Sin embargo, los varones han hallado mayor dificultad a la hora de acceder a su naturaleza interna, pues la gestión de las emociones no es precisamente su punto fuerte. Pero ¿para qué habrían de preocuparse por ello si en el mundo sigue imperando una ideología conquistadora, racional y agresiva, más que otra ética, solidaria y fraternal?
Para las mujeres no ha sido fácil vivir en un mundo que todavía las trata con condescendencia paternalista, cuando no con violencia y agresividad.
La fémina, lejos de unirse a otras para defenderse de esa humillación, eligió doblegarse al poder masculino creyendo que era la única forma posible de sobrevivir en un mundo hostil para ella. En cambio, también podía haber optado por otro camino: el de la lucha por defender su dignidad. Una elección que quizá la hubiera llevado a acercarse más a su verdadera identidad femenina.
No lo hizo. Y desde entonces la mujer solo tiene un espejo en el que mirarse para reconocerse: el que le presta el hombre.

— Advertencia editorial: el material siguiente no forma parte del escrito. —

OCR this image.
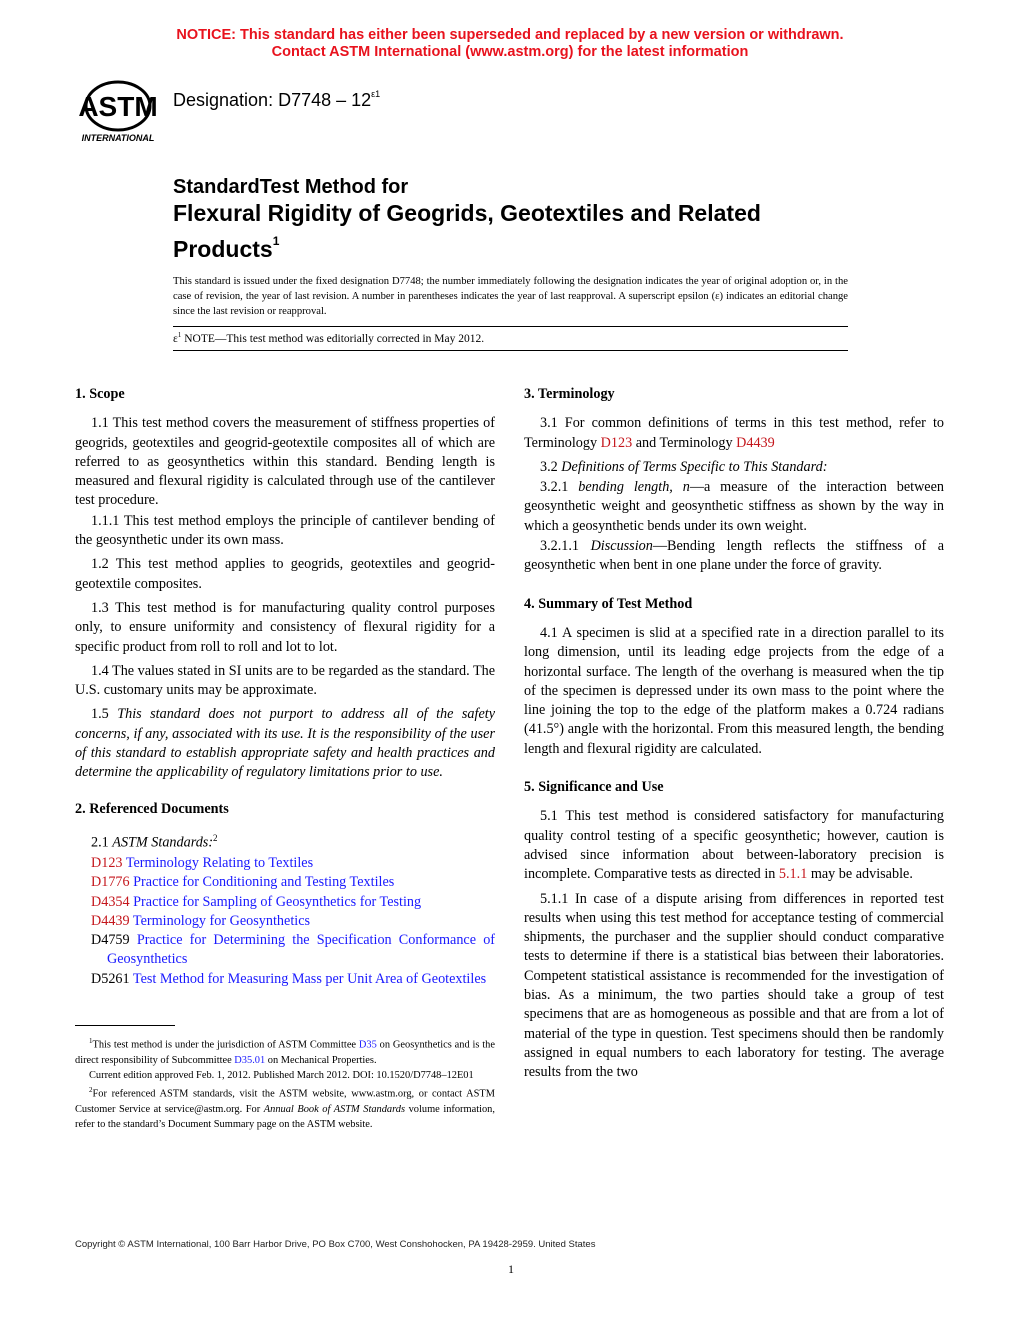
NOTICE: This standard has either been superseded and replaced by a new version or withdrawn.
Contact ASTM International (www.astm.org) for the latest information
ASTM
INTERNATIONAL
Designation: $D7748 - 12^{\varepsilon 1}$
StandardTest Method for
Flexural Rigidity of Geogrids, Geotextiles and Related Products$^1$
This standard is issued under the fixed designation D7748; the number immediately following the designation indicates the year of original adoption or, in the case of revision, the year of last revision. A number in parentheses indicates the year of last reapproval. A superscript epsilon (ε) indicates an editorial change since the last revision or reapproval.
$\varepsilon^1$ NOTE—This test method was editorially corrected in May 2012.
1. Scope

1.1 This test method covers the measurement of stiffness properties of geogrids, geotextiles and geogrid-geotextile composites all of which are referred to as geosynthetics within this standard. Bending length is measured and flexural rigidity is calculated through use of the cantilever test procedure.

1.1.1 This test method employs the principle of cantilever bending of the geosynthetic under its own mass.

1.2 This test method applies to geogrids, geotextiles and geogrid-geotextile composites.

1.3 This test method is for manufacturing quality control purposes only, to ensure uniformity and consistency of flexural rigidity for a specific product from roll to roll and lot to lot.

1.4 The values stated in SI units are to be regarded as the standard. The U.S. customary units may be approximate.

1.5 This standard does not purport to address all of the safety concerns, if any, associated with its use. It is the responsibility of the user of this standard to establish appropriate safety and health practices and determine the applicability of regulatory limitations prior to use.

2. Referenced Documents

2.1 ASTM Standards:$^2$

D123 Terminology Relating to Textiles

D1776 Practice for Conditioning and Testing Textiles

D4354 Practice for Sampling of Geosynthetics for Testing

D4439 Terminology for Geosynthetics

D4759 Practice for Determining the Specification Conformance of Geosynthetics

D5261 Test Method for Measuring Mass per Unit Area of Geotextiles

$^1$This test method is under the jurisdiction of ASTM Committee D35 on Geosynthetics and is the direct responsibility of Subcommittee D35.01 on Mechanical Properties.

Current edition approved Feb. 1, 2012. Published March 2012. DOI: 10.1520/D7748–12E01

$^2$For referenced ASTM standards, visit the ASTM website, www.astm.org, or contact ASTM Customer Service at service@astm.org. For Annual Book of ASTM Standards volume information, refer to the standard’s Document Summary page on the ASTM website.

3. Terminology

3.1 For common definitions of terms in this test method, refer to Terminology D123 and Terminology D4439

3.2 Definitions of Terms Specific to This Standard:

3.2.1 bending length, n—a measure of the interaction between geosynthetic weight and geosynthetic stiffness as shown by the way in which a geosynthetic bends under its own weight.

3.2.1.1 Discussion—Bending length reflects the stiffness of a geosynthetic when bent in one plane under the force of gravity.

4. Summary of Test Method

4.1 A specimen is slid at a specified rate in a direction parallel to its long dimension, until its leading edge projects from the edge of a horizontal surface. The length of the overhang is measured when the tip of the specimen is depressed under its own mass to the point where the line joining the top to the edge of the platform makes a 0.724 radians (41.5°) angle with the horizontal. From this measured length, the bending length and flexural rigidity are calculated.

5. Significance and Use

5.1 This test method is considered satisfactory for manufacturing quality control testing of a specific geosynthetic; however, caution is advised since information about between-laboratory precision is incomplete. Comparative tests as directed in 5.1.1 may be advisable.

5.1.1 In case of a dispute arising from differences in reported test results when using this test method for acceptance testing of commercial shipments, the purchaser and the supplier should conduct comparative tests to determine if there is a statistical bias between their laboratories. Competent statistical assistance is recommended for the investigation of bias. As a minimum, the two parties should take a group of test specimens that are as homogeneous as possible and that are from a lot of material of the type in question. Test specimens should then be randomly assigned in equal numbers to each laboratory for testing. The average results from the two

Copyright © ASTM International, 100 Barr Harbor Drive, PO Box C700, West Conshohocken, PA 19428-2959. United States
1
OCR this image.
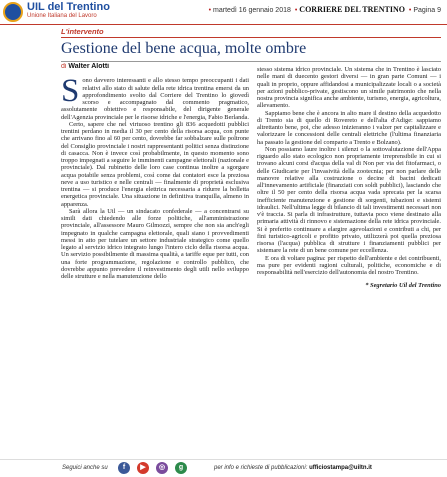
UIL del Trentino
Unione Italiana del Lavoro
• martedì 16 gennaio 2018 • CORRIERE DEL TRENTINO • Pagina 9
L'intervento
Gestione del bene acqua, molte ombre
di Walter Alotti
S ono davvero interessanti e allo stesso tempo preoccupanti i dati relativi allo stato di salute della rete idrica trentina emersi da un approfondimento svolto dal Corriere del Trentino lo giovedì scorso e accompagnato dal commento pragmatico, assolutamente obiettivo e responsabile, del dirigente generale dell'Agenzia provinciale per le risorse idriche e l'energia, Fabio Berlanda.

Certo, sapere che nel virtuoso trentino gli 836 acquedotti pubblici trentini perdano in media il 30 per cento della risorsa acqua, con punte che arrivano fino al 60 per cento, dovrebbe far sobbalzare sulle poltrone del Consiglio provinciale i nostri rappresentanti politici senza distinzione di casacca. Non è invece così probabilmente, in questo momento sono troppo impegnati a seguire le imminenti campagne elettorali (nazionale e provinciale). Dal rubinetto delle loro case continua inoltre a sgorgare acqua potabile senza problemi, così come dai contatori esce la preziosa neve a uso turistico e nelle centrali — finalmente di proprietà esclusiva trentina — si produce l'energia elettrica necessaria a ridurre la bolletta energetica provinciale. Una situazione in definitiva tranquilla, almeno in apparenza.

Sarà allora la Uil — un sindacato confederale — a concentrarsi su simili dati chiedendo alle forze politiche, all'amministrazione provinciale, all'assessore Mauro Gilmozzi, sempre che non sia anch'egli impegnato in qualche campagna elettorale, quali siano i provvedimenti messi in atto per tutelare un settore industriale strategico come quello legato al servizio idrico integrato lungo l'intero ciclo della risorsa acqua. Un servizio possibilmente di massima qualità, a tariffe eque per tutti, con una forte programmazione, regolazione e controllo pubblico, che dovrebbe appunto prevedere il reinvestimento degli utili nello sviluppo delle strutture e nella manutenzione dello

stesso sistema idrico provinciale. Un sistema che in Trentino è lasciato nelle mani di duecento gestori diversi — in gran parte Comuni — i quali in proprio, oppure affidandosi a municipalizzate locali o a società per azioni pubblico-private, gestiscono un simile patrimonio che nella nostra provincia significa anche ambiente, turismo, energia, agricoltura, allevamento.

Sappiamo bene che è ancora in alto mare il destino della acquedotto di Trento sia di quello di Rovereto e dell'alta d'Adige: sappiamo altrettanto bene, poi, che adesso inizieranno i valzer per capitalizzare e valorizzare le concessioni delle centrali elettriche (l'ultima finanziaria ha passato la gestione del comparto a Trento e Bolzano).

Non possiamo laure inoltre i silenzi o la sottovalutazione dell'Appa riguardo allo stato ecologico non propriamente irreprensibile in cui si trovano alcuni corsi d'acqua della val di Non per via dei fitofarmaci, o delle Giudicarie per l'invasività della zootecnia; per non parlare delle manovre relative alla costruzione o decine di bacini dedicati all'innevamento artificiale (finanziati con soldi pubblici), lasciando che oltre il 50 per cento della risorsa acqua vada sprecata per la scarsa inefficiente manutenzione e gestione di sorgenti, tubazioni e sistemi idraulici. Nell'ultima legge di bilancio di tali investimenti necessari non v'è traccia. Si parla di infrastrutture, tuttavia poco viene destinato alla primaria attività di rinnovo e sistemazione della rete idrica provinciale. Si è preferito continuare a elargire agevolazioni e contributi a chi, per fini turistico-agricoli e profitto privato, utilizzerà poi quella preziosa risorsa (l'acqua) pubblica di strutture i finanziamenti pubblici per sistemare la rete di un bene comune per eccellenza.

E ora di voltare pagina: per rispetto dell'ambiente e dei contribuenti, ma pure per evidenti ragioni culturali, politiche, economiche e di responsabilità nell'esercizio dell'autonomia del nostro Trentino.

* Segretario Uil del Trentino
Seguici anche su	f	▶	◎	g	per info e richieste di pubblicazioni: ufficiostampa@uiltn.it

Así lo confiesa Simone de Beauvoir en su célebre ensayo El segundo sexo.
A las mujeres no les bastó su capacidad de amar y cuidar, o su sabiduría emocional para impedir que los valores masculinos (tanto cualidades como defectos) atravesaran su frágil y débil autoestima quebrando su genuina identidad durante siglos.
En esa continua dualidad vive una mujer hoy día. Teniendo que reprimir su pulsión de cuidar y darse a los demás sin los límites que el amor propio impone a un ser humano adiestrado en ese fin, y la responsabilidad con la que la mujer se obliga a sí misma a ser dura, pragmática y resolutiva en el mundo de los hombres patriarcales.
Porque, en el fondo —no nos llevemos a engaño—, el trabajo profesional que casi todas las mujeres ejercen en el ámbito social y público es un calco del que reproducen en el entorno privado. Porque sus ambiciones profesionales casi siempre acaban relegadas o destruidas por el cuidado de la familia.
A continuación, expongo las razones o pulsiones más influyentes con las que una mujer y un hombre se identifican como tales. Algo que bien puede ampliarse a otros colectivos de identidad, puesto que todos ellos también han bebido y siguen haciéndolo de las fuentes, hasta ahora únicas, en las que la sociedad ha vertido aquellos referentes y categorías con los que nosotros hemos construido o deconstruido nuestra identidad.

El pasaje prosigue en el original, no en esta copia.